China Daily Global Edition (USA)
SOE reform offers way to lift efficiency
Beijing.
A mega-merger in China’s tourism sector marks the latest step forward in the country’s drive to improve the efficiency of its bloated State-owned enterprises. China International Travel Service Group Corp is now a wholly owned subsidiary of China National Travel Service (HK) Group Corp, the State-owned Assets Supervision and Administration Commission said in a statement earlier this week.
The marriage of the two former competitors will allow for higher SOE efficiency, larger market share and better profit performance of State-owned assets, said Shen Meng, executive director of Chanson Capital, a boutique investment bank.
The new entity, which will register revenues of at least 52 billion yuan ($7.8 billion) and assets of at least 116 billion yuan, will become “one of the largest travel service companies” in China, offering diversified products and services, said Lu Chenyi, a Moody’s vice-president and senior analyst.

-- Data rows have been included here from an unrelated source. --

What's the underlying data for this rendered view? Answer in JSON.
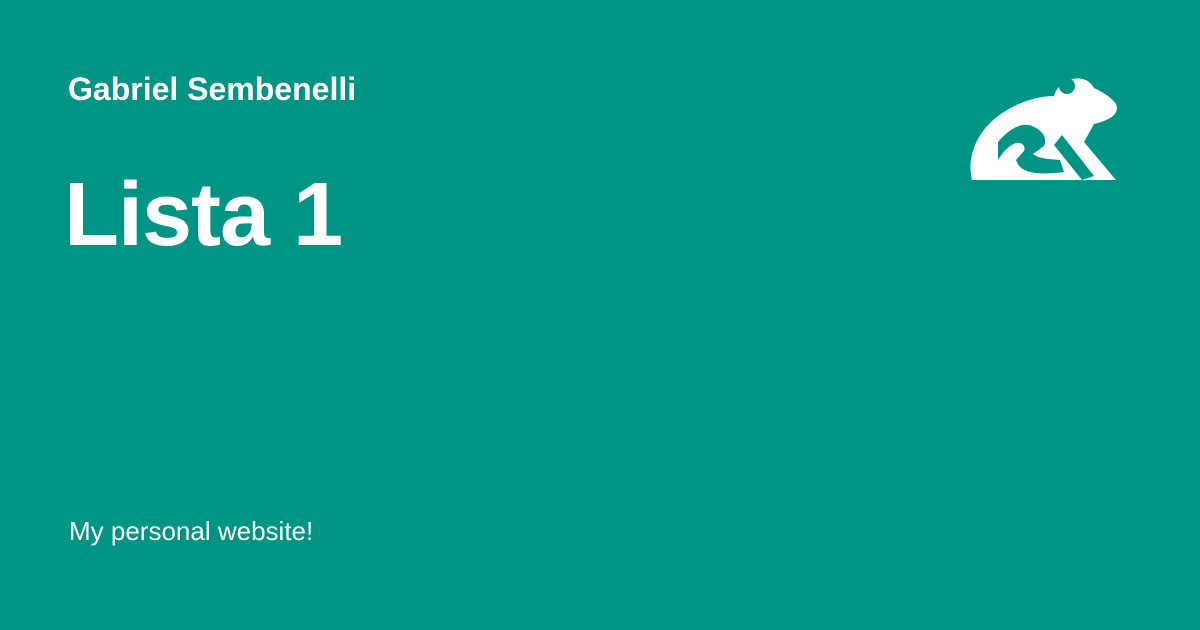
{
  "page": {
    "background_color": "#009485",
    "text_color": "#ffffff"
  },
  "header": {
    "author": "Gabriel Sembenelli"
  },
  "main": {
    "title": "Lista 1"
  },
  "footer": {
    "tagline": "My personal website!"
  },
  "logo": {
    "icon": "frog-icon"
  }
}
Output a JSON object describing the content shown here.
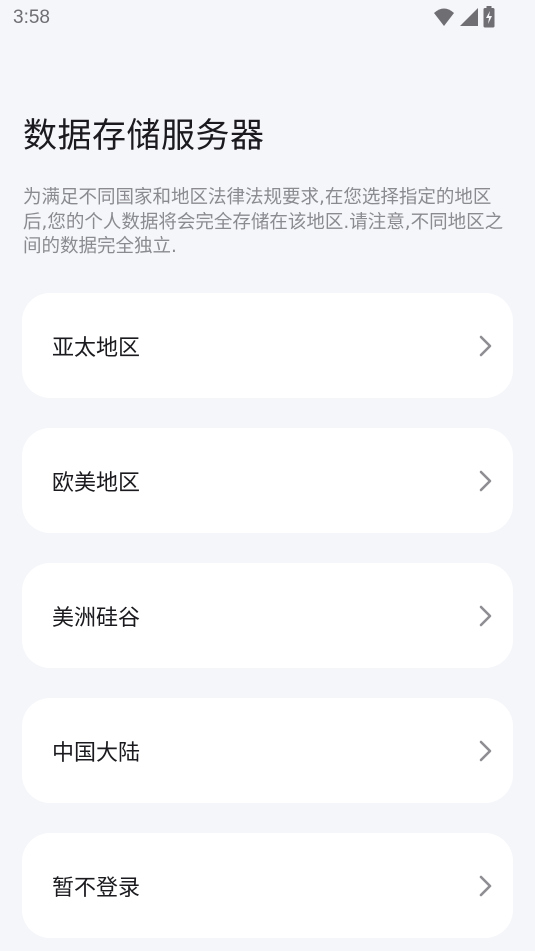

The merger will improve the efficiency of the two corporations through business synergies, enhance their competitiveness in terms of scale and global reach in the industry and increase cost savings through shared resources, Lu said.
China is overhauling its SOEs, encouraging mergers and acquisitions between some of its biggest conglomerates while shutting loss-making ones.
The country has seen a megamerger between its two largest trainmakers, CNR Corp Ltd and CSR Corp Ltd, approved a merger between China Metallurgical Group and China Minmetals Corp, both of which are Fortune 500 companies, and created the world’s fourth-largest container shipper through the merger of China Ocean Shipping Group and China Shipping (Group) Co.
China has more than 150,000 SOEs. They play a pivotal role in bolstering the economy and providing employment, with total assets worth about 125 trillion yuan as of the end of May.
The combined profits of these State firms saw a decline of 9.6 percent year-on-year in the first five months, despite warming signs in the broader economy.
Shen said China’s SOE reform has entered a crucial stage and more SOE mergers and acquisitions may be expected in the second half of the year.
The next stage of SOE reform will feature overcapacity reduction, optimal relocation of similar resources and specialized operations, said Li Jin, chief analyst with the China Enterprise Research Institute.
However, an economic slowdown, which trimmed the country’s GDP growth to 6.7 percent in the first quarter, has bitten into SOEs’ profitability and left many struggling to keep afloat.
To reverse the situation, policymakers are promoting an overhaul of SOEs, piloting mixed ownership programs, encouraging mergers and acquisitions, and downsizing overstaffed companies.
President Xi Jinping and Premier Li Keqiang gave written advice on the development of SOEs to a national meeting on SOE reform earlier this week.